JSON schema
elementary.json_schema
Allows validating that a string column matches a given JSON schema. The test expects a JSON schema as input, defined according to the JSON schema standard, defined in YAML format (see an example below).
This test along with the relevant JSON schema can be auto-generated (see details below).
This test relies on our Python tests capability, and is currently only supported for Snowflake and BigQuery data warehouses.

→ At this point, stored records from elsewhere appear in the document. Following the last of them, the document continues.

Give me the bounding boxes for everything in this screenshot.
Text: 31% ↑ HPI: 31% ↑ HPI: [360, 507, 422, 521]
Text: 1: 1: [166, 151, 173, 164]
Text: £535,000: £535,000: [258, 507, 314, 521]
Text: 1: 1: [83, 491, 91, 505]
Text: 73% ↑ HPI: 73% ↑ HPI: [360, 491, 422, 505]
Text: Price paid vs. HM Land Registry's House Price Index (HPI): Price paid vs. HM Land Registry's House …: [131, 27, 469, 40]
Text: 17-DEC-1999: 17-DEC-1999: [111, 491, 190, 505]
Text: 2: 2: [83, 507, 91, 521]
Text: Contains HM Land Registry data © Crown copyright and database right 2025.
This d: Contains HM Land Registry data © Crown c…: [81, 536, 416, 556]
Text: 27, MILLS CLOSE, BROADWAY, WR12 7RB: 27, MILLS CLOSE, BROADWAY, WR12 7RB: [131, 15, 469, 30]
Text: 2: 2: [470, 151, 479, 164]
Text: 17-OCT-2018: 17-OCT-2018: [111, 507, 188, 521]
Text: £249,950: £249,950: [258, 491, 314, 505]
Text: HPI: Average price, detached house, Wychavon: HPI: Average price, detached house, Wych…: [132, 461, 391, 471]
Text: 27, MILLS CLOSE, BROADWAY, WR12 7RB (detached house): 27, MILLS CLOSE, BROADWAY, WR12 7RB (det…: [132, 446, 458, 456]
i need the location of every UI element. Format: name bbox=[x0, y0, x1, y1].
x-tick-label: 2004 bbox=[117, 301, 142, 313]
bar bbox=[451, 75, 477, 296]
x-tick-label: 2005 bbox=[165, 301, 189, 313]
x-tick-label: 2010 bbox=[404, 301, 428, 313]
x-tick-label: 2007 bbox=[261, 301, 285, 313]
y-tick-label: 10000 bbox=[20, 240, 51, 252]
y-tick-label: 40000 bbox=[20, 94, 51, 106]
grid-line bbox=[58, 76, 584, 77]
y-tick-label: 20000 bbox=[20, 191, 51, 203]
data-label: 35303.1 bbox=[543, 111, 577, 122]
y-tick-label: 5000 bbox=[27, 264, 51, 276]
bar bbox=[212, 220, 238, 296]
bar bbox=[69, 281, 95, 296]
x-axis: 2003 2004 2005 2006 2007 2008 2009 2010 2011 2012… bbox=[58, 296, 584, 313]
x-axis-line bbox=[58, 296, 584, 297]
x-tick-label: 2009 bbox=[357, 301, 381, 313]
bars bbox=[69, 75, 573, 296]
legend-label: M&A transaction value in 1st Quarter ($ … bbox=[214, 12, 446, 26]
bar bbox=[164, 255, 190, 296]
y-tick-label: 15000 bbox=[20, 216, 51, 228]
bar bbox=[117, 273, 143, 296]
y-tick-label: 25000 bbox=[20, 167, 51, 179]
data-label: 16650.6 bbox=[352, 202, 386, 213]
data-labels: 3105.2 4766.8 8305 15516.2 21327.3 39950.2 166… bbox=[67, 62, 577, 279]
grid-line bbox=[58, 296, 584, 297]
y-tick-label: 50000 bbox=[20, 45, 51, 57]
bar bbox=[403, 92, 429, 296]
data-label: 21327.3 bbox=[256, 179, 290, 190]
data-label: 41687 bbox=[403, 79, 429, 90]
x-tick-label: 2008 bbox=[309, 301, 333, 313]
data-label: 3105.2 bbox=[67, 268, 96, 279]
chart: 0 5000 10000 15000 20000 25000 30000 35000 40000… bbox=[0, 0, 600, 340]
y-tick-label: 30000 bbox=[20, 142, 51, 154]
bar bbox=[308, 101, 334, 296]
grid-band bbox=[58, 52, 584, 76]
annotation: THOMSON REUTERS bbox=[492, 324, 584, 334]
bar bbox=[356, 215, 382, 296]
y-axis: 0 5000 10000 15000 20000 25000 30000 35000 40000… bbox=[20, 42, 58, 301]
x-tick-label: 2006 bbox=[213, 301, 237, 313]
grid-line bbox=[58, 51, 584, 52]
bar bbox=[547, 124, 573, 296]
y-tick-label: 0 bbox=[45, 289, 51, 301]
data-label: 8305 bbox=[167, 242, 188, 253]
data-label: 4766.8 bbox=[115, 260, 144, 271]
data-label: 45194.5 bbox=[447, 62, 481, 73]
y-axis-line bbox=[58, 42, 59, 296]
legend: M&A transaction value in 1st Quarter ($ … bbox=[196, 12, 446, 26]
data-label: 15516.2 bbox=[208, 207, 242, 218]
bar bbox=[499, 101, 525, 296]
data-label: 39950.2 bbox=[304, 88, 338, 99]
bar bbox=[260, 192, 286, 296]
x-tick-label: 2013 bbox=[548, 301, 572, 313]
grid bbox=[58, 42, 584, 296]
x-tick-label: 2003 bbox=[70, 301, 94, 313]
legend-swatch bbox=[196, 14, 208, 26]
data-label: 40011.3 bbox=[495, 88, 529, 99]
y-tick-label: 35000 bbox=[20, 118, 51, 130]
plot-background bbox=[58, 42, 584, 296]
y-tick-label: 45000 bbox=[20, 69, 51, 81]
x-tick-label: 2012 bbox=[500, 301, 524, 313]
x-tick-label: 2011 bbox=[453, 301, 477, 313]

Auto-generate JSON schema tests
Elementary provides the generate_json_schema_test
macro in order to auto-generate the JSON schema for a given
column using existing data.
Example usage:
dbt run-operation elementary.generate_json_schema_test --args '{"node_name": "login_events", "column_name": "raw_event_data"}'
Will print:
Please add the following test to your model configuration:
----------------------------------------------------------
columns:
- name: raw_event_data
tests:
- elementary.json_schema:
type: object
properties:
event_id:
type: integer
event_name:
type: string
event_args:
type: array
items:
type: string
required:
- event_id
- event_name
Note: The generate_json_schema_test
macro relies on a 3rd-party python library called genson
. If you are using
BigQuery, you will need to pre-install this library in your Dataproc cluster (See dbt’s documentation on Python models
for more details)